Query Inside the File: AI Engineering for Audio, Video & Sensor Data

🎥 Recorded live at the MLOps World | GenAI Summit 2025 — Austin, TX (October 8, 2025) Session Title: Query Inside the File: AI Engineering for Audio, Video, and Sensor Data Speaker: Dmitry Petrov, Co-Founder & CEO, DataChain Talk Track: Multimodal Systems in Production Abstract: AI models rarely need entire videos, recordings, or sensor files—they need the right slice. In this session, Dmitry Petrov (Co-Founder & CEO, DataChain) explores how to unlock the full potential of unstructured data by querying inside files. You’ll see real-world use cases where audio, video, and sensor data are transformed into structured, queryable assets directly from S3—powering segmentation, object detection, event filtering, and precise, context-aware LLM prompts. Dmitry demonstrates how DataChain enables developers to manipulate complex data types like bounding boxes, video frames, and time-based slices using Pydantic data models, dramatically improving inference speed, cost, and accuracy. Instead of processing gigabytes of data, you’ll learn how to ask targeted questions like: “What’s happening in this 12-second clip where two people enter the car?” This talk redefines how we think about multimodal data engineering—turning massive media files into searchable, analyzable, and production-ready assets.
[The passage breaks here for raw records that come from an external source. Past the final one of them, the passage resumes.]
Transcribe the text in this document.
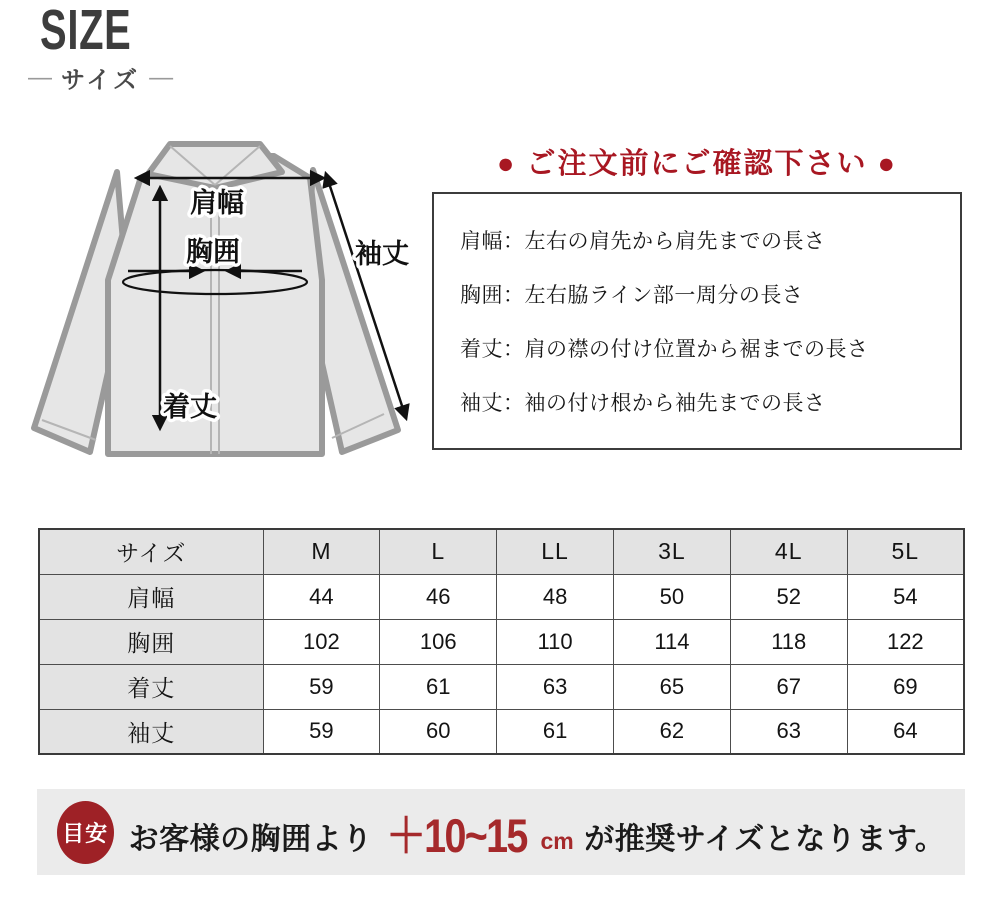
SIZE
― サイズ ―
肩幅
胸囲
着丈
袖丈
● ご注文前にご確認下さい ●
肩幅：左右の肩先から肩先までの長さ
胸囲：左右脇ライン部一周分の長さ
着丈：肩の襟の付け位置から裾までの長さ
袖丈：袖の付け根から袖先までの長さ
サイズ	M	L	LL	3L	4L	5L
肩幅	44	46	48	50	52	54
胸囲	102	106	110	114	118	122
着丈	59	61	63	65	67	69
袖丈	59	60	61	62	63	64
目安 お客様の胸囲より ＋10~15 cm が推奨サイズとなります。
What you’ll learn: • How to query specific clips or segments inside large audio, video, or sensor files • How to turn raw media into structured, queryable data for LLM pipelines • How this approach improves inference cost, speed, and precision • The power of Pydantic data models for representing multimodal assets • How AI teams can build scalable pipelines for real-world multimodal workflows.